Ters Trafikte Hayatta Kalma Mücadelesi ve OXFORD
- londonermom
- Nov 20, 2017
- 2 min read
Arabayı yeni aldık malum, hem biraz gezelim hem de ters trafikte biraz daha uzun kalmayı deneyelim dedik ve ben en söylenmemesi gereken sözü söyledim ‘giderken arabayı ben kullanayım mı?’. Her şey ondan sonra başladı, sevgili canım cocam tabi ki o tatlı dilini tutamadı ve bütün yol konuştu hatta hiç susmadı. Bu yolculuk öncesinde 2 kere 10 ar dakikalık ters trafik tecrübemden sonra bir buçuk saatlik yola çıktım ve o görülesi Oxford’a vardım. Vardığımda ise o yol boyunca çoooook konuşan canım cocam ‘hadi geçmiş olsun, gayet iyiydin’ dedi. Madem iyiydim yine söylendin dediğimde ise ‘kibar söylersem bazı şeyleri yarın unutursun ama böyle söylediğimde aklına kazınmış olur’ dedi:)
Neyse bu sevimli yolculuktan sonra diyebilirim ki Oxford günübirlik gezmek icin harika bir seçim. Minik bir sehir merkezi olan ve neredeyse yürüyerek her yerini gezebileceğiniz bir yer.
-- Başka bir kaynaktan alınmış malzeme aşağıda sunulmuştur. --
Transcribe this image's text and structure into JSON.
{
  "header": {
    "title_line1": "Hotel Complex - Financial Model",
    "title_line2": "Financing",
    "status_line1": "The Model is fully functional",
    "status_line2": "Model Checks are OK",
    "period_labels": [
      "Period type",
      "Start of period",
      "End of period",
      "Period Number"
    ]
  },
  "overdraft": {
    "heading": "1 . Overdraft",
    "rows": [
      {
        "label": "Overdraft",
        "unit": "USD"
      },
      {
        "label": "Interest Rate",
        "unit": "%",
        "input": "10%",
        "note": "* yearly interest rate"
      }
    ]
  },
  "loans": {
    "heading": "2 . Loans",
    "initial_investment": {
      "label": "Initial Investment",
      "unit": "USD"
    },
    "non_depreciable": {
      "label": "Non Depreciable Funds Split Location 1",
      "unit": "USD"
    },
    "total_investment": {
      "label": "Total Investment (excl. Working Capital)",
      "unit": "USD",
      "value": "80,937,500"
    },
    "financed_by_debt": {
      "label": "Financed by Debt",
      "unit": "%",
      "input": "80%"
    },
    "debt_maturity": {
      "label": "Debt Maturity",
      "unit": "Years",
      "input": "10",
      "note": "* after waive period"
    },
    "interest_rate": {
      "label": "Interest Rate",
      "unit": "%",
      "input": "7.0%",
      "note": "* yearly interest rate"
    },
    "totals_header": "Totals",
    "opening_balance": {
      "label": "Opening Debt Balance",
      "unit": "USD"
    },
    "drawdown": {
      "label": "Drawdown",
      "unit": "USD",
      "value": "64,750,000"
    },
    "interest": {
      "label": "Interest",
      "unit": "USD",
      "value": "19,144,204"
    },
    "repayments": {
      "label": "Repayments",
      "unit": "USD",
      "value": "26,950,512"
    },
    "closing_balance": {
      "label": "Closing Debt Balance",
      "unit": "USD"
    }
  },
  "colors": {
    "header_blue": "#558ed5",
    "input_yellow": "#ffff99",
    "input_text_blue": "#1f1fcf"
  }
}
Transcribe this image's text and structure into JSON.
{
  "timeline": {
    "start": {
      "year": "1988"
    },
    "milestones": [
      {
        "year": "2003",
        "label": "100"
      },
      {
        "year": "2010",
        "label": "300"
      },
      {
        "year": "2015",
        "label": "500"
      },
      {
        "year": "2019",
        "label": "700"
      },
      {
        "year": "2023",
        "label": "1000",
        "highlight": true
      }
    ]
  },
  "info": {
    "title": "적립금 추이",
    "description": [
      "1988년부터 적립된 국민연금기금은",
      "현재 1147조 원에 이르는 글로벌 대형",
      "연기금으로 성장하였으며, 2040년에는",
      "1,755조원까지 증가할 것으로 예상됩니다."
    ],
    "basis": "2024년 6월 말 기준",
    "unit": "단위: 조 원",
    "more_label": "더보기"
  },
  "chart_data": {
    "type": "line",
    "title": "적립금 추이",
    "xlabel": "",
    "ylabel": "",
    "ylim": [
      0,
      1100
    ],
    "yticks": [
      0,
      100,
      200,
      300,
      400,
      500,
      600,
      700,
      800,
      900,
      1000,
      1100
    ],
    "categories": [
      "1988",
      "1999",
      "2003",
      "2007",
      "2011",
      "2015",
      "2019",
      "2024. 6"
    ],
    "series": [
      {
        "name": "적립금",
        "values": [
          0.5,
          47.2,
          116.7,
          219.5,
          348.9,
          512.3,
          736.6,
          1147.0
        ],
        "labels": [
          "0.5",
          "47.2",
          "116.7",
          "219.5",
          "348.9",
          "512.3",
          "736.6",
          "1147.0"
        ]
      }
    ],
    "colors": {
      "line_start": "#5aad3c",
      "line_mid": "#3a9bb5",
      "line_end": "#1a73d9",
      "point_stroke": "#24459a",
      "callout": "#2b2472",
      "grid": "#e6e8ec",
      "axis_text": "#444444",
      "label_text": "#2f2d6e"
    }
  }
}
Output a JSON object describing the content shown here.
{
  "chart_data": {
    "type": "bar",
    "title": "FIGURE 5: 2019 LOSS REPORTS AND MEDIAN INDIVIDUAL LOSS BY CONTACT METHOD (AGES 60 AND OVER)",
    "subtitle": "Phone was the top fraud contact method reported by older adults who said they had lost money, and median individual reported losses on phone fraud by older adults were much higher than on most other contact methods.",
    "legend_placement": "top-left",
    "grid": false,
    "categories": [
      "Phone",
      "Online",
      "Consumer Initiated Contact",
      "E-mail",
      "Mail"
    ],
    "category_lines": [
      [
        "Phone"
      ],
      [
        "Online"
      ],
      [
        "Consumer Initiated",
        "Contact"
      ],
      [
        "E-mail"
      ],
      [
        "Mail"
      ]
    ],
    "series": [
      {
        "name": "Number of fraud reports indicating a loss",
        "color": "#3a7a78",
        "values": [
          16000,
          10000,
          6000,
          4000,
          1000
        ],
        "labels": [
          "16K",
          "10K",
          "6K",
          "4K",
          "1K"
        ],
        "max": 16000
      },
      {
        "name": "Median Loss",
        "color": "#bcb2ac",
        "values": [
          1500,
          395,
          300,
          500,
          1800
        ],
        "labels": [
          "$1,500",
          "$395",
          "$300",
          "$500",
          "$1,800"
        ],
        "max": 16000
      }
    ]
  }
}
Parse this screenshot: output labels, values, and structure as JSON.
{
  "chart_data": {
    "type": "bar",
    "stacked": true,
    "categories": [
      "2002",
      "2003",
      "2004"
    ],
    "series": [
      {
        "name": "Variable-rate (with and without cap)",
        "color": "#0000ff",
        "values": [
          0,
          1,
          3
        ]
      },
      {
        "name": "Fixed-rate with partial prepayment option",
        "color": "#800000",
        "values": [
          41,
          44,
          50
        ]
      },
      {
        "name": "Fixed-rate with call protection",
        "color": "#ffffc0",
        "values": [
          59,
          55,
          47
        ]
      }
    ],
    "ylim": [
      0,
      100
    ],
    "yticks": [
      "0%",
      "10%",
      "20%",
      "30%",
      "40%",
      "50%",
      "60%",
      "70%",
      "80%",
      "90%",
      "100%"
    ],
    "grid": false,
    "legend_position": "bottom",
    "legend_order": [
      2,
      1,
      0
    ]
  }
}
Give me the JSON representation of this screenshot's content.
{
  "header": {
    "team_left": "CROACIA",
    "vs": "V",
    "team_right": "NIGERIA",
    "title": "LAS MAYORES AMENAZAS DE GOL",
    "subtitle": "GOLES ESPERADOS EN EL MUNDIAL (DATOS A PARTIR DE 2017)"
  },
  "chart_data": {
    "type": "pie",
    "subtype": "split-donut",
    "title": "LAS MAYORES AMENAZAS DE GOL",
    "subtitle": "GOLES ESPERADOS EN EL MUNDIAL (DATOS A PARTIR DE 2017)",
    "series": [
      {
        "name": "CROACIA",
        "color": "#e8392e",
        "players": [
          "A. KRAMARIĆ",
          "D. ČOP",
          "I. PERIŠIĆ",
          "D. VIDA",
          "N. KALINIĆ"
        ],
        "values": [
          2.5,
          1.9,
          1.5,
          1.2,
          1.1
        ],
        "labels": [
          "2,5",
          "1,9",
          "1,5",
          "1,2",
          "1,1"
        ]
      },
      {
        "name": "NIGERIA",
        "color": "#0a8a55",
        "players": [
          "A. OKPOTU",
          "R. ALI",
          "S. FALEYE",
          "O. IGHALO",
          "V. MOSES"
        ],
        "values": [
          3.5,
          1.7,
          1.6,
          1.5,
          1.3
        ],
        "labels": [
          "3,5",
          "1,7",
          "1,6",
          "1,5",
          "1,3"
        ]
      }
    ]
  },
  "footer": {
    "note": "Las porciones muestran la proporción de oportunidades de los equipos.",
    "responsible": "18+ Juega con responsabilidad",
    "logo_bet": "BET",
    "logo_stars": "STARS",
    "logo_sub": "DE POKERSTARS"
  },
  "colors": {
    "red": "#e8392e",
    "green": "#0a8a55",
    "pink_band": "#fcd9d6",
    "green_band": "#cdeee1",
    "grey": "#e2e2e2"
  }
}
Adını hepimizin bildigi Oxford Üniversitesi ve kampüsü apayrı bir cumhuriyet gibi. Görünce etkilenmemek elde degil. Insanın bir yanındaki yavruya bir de üniversiteye defalarca bakası geliyor :)
Oxford öyle bir şehir ki üniversiteleri ile nam salmış ve nüfusunun üçte biri ögrenci. Bir an olsun bu şehri canim Eskişehirime benzettim. Keske Eskişehir gibi üniversiteleri bol olan ve ögrencileri sevip sarmalayan ve de kendini hep geliştirip yenileyen illerimiz daha da çok olsa…
Dönelim Oxford’a; kendisi üniversiteler sehri oldugundan bir sürü yeme-icme mekanı ve keyifli kafeler var yanı sıra gezilesi müzeleri ve nehirde sandal turları da mevcut. Yani geldim bu şehre ne yaparım demezsiniz. Nehirde bir sandal turu alır, Oxford Kalesi’ndeki atraksiyonlara bakar, Ashmolean Müzesinde gezer Kıbrıs ve Antalya’dan gelen kalıntılarımıza bakar bi ahhhhh dersiniz, güzel yemek yenecek dolu restorandan birini seçip keyfinizi yaptıktan sonra üniversite kampüslerini gezip bi kez daha ahhhh dersiniz.